A questo punto qual è la soluzione?


Io direi chiudersi in casa, buttare le chiavi, dopo averle disinfettate, e aspettare l'estate.

venerdì 18 dicembre 2009

Favole chassidiche e controfavole italiche


Il maestro giapponese Nan-in, dell’era Meiji (1868-1912), un giorno ricevette la visita di un professore universitario che era andato da lui per interrogarlo sullo Zen.
Nan-in servì il tè. Colmò la tazza del suo ospite fino all'orlo, e continuò a riempire.
Il professore, dopo un po', non resistendo, disse: “E’ ricolma. Non ne entra più!”
“Come questa tazza,” disse Nan-in “tu sei ricolmo delle tue opinioni e congetture. Come posso spiegarti lo Zen, se prima non vuoti la tua tazza?”


La mia testa, in questo momento, dopo ben v-e-n-t-i-q-u-a-t-t-r-o anni di studio, attaccato il venticinquesimo anno (sembra il titolo di un film), come la tazza di Nan-in, dovrebbe essere straripante, esondata, rimpinzata come un'anatra da cui si ricava il foie-gras-de-canard, stracolma come il vaso traboccato dopo la goccia che l'ha fatto traboccare, e invece niente.


Il vuoto.


La mia testa è vuota: se la muovo con decisione, scuotendola da sinistra a destra, sento un plee-king ka-ting di rimbalzo contro le pareti del mio cranio.

Quel robino che rimbalza contro la pareti del mio cranio è un buco nero.


Sì, perchè ogni età ha le sue tappe:

c'è un tempo per imparare a camminare

c'è un tempo per imparare a parlare

c'è un tempo per imparare a scrivere

c'è un tempo per innamorarsi (c'è?)

ma SOPRATTUTTO c'è un tempo per iniziare e finire di studiare.

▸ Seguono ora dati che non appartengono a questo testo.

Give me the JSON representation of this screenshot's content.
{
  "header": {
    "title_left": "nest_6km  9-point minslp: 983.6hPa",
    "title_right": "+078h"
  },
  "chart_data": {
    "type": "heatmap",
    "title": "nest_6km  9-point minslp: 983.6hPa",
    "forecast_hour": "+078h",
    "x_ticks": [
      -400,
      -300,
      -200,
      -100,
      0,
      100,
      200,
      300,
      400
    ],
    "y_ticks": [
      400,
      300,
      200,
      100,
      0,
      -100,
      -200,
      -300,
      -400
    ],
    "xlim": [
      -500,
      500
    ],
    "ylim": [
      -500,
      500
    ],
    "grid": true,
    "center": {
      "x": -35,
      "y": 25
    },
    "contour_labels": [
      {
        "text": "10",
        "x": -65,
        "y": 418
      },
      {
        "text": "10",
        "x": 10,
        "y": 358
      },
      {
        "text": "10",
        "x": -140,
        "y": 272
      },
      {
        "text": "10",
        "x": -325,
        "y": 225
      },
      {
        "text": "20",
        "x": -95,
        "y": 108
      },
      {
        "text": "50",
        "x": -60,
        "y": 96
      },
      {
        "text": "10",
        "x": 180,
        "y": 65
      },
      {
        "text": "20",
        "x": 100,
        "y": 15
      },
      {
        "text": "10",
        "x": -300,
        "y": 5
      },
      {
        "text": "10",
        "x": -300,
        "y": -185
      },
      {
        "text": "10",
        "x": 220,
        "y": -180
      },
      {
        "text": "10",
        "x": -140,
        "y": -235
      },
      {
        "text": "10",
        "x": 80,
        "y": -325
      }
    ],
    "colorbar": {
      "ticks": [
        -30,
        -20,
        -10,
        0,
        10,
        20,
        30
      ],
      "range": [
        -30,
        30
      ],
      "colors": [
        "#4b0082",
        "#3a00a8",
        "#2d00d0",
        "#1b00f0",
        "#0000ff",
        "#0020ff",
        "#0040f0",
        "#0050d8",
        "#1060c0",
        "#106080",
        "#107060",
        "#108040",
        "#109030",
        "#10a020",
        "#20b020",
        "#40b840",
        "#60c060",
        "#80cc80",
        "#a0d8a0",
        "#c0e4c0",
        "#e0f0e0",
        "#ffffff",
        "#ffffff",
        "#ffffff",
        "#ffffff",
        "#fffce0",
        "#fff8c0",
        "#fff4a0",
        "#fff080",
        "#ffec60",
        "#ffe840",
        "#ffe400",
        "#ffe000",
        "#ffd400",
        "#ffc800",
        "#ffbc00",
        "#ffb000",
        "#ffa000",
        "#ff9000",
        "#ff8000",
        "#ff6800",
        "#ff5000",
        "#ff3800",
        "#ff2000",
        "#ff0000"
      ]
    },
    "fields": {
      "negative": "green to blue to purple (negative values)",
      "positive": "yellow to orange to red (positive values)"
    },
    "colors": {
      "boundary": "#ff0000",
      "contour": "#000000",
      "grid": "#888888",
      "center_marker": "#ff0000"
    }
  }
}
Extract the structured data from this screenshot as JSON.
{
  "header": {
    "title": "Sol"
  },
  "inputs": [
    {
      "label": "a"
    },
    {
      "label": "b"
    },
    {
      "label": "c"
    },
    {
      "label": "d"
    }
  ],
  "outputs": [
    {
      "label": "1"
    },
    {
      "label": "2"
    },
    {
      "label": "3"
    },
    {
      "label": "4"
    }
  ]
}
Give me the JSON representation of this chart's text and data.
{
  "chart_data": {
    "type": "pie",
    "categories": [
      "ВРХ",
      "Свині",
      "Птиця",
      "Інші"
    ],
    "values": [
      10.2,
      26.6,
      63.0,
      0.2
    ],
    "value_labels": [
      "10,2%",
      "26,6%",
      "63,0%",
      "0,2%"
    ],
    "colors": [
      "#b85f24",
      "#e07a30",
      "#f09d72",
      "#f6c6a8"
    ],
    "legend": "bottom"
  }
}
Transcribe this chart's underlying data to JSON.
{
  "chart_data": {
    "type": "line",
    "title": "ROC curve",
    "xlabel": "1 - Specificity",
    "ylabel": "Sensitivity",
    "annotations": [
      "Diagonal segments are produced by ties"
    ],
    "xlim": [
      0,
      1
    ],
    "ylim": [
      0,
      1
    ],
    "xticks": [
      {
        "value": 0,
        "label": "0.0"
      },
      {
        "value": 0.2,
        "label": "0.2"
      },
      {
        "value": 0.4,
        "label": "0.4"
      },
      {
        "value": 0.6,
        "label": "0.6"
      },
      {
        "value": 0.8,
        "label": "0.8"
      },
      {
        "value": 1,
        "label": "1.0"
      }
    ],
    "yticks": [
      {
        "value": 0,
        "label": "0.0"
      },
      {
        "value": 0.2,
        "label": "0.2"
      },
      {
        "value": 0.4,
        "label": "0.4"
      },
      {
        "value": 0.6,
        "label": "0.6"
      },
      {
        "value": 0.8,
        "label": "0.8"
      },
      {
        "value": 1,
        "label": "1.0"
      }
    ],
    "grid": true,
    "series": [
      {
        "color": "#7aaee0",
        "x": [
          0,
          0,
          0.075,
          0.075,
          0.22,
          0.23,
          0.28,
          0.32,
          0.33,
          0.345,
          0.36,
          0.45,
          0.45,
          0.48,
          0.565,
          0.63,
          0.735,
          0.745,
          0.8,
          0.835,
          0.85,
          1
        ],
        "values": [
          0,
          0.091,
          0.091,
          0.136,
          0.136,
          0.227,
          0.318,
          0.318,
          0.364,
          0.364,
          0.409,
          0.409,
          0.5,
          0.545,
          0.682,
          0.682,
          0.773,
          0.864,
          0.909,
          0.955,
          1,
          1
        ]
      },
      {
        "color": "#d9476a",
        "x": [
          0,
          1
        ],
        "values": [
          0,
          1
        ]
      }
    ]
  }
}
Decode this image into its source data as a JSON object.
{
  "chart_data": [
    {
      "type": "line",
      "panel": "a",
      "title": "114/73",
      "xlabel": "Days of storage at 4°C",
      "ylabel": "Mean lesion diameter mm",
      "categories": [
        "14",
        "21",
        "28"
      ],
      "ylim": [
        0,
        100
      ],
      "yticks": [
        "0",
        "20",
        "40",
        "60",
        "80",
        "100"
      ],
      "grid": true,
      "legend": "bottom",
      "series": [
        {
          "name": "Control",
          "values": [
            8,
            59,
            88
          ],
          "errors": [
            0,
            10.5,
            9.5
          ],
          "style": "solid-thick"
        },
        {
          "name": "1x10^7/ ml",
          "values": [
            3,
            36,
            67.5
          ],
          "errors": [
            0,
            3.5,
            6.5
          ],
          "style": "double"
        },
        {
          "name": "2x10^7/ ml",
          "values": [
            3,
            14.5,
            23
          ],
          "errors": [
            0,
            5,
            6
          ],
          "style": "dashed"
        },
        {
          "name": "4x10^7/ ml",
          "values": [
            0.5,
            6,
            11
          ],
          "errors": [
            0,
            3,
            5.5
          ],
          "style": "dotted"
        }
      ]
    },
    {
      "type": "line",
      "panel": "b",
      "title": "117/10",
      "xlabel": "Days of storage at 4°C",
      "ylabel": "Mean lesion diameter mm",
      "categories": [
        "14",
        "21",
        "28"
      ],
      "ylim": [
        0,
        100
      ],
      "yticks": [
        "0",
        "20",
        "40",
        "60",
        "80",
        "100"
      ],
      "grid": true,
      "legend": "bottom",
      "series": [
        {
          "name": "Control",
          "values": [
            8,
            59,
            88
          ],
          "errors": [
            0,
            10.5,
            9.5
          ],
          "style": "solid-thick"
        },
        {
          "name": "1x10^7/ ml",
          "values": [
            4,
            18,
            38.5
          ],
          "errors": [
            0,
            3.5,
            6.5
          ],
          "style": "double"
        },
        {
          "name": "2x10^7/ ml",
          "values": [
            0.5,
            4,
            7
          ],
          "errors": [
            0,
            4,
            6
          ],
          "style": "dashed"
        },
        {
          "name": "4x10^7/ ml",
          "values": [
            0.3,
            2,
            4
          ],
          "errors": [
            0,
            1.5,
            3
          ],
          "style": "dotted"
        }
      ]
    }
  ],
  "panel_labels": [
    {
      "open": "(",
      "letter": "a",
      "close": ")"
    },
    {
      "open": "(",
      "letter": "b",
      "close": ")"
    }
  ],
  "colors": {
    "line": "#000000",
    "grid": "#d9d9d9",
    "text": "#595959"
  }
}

Se dopo i trent'anni uno continua a studiare in modo tradizionale (cioè con professori che gli rimpinzano la mente e poi gli chiedono di vomitare su un foglio quello che gli intasa il cervello), può accadere che nel suo cranio si crei un piccolo buco nero affamatissimo.

La probabilità di autogenerazione del buco nero e la sua fame sono direttamente proporzionali alla quantità di contenuti che si sono infilati nella sua testa.


E' per questo che la fine del mondo si produrrà in qualche corso S.I.S. ad alta densità di frequenza, dove tante teste di una certa età rimpinzate di un certo numero di nozioni si uniranno a formare un unico, grandissimo buco nero, che farà vergognare quello svizzero.


Anche se ciò dipenderà dal livello di trabocco (si dirà trabocco?) dei cervelli dei frequentanti il corso...se i titoli posseduti corrispondono al reale trabocco, la fine del mondo dovrebbe giungere tra...vediamo...più o meno...ADESSO!